Large-party limit of topological entanglement entropy in Chern-Simons theory

TL;DR

This paper analyzes the behavior of topological entanglement entropy in Chern-Simons theory for large-party quantum states, revealing that only Abelian anyons contribute significantly in the large-party limit, with entropy bounded by the group's center.

Contribution

It provides a detailed analysis of the large-party limit of topological entanglement entropy in Chern-Simons theory, highlighting the dominance of Abelian sectors and establishing an upper bound related to the group's center.

Findings

Entanglement entropy is dominated by Abelian anyons in the large-party limit.

The entropy has an upper bound of  |Z_G|, the order of the group's center.
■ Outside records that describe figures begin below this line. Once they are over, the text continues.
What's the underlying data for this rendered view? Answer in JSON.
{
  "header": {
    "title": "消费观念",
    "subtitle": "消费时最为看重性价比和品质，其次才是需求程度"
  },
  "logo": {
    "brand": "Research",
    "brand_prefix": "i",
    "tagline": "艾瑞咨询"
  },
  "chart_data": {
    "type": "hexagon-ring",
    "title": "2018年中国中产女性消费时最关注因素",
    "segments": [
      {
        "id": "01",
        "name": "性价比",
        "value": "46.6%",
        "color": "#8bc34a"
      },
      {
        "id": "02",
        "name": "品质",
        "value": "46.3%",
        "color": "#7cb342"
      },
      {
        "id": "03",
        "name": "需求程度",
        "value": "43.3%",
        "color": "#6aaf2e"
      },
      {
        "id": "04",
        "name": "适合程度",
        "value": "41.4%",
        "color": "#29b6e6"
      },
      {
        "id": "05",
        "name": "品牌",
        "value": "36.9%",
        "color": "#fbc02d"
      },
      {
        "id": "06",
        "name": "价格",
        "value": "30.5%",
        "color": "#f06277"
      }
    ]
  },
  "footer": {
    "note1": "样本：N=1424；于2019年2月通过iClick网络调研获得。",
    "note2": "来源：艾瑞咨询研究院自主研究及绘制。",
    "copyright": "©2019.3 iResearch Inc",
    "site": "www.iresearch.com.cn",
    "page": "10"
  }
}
Explicit calculations for SU(2) and torus links illustrate the theoretical results.

Abstract

We investigate the topological entanglement entropy of quantum states arising in the context of three-dimensional Chern-Simons theory with compact gauge group $G$ and Chern-Simons level $k$. We focus on the quantum states associated with the $T_{dm,dn}$ torus link complements, which is a $d$-party pure quantum state, and analyze its large-party limit, i.e., $d\to \infty$ limit. We show that the entanglement measures in this limit will receive contributions only from the Abelian anyons, and non-Abelian sectors are suppressed in the large-party limit. Consequently, the large-party limiting value of the entanglement entropy has an upper bound of $\ln |Z_G|$, where $|Z_G|$ is the order of the center of the group $G$. As an explicit example, we perform quantitative analysis for the simplest case of the SU(2) group and $T_{d,dn}$ torus link to obtain the large-party limit of the entanglement entropy. We further investigate the semiclassical ($k \to \infty$) limit of the entropies after taking the large-party limit for this particular example.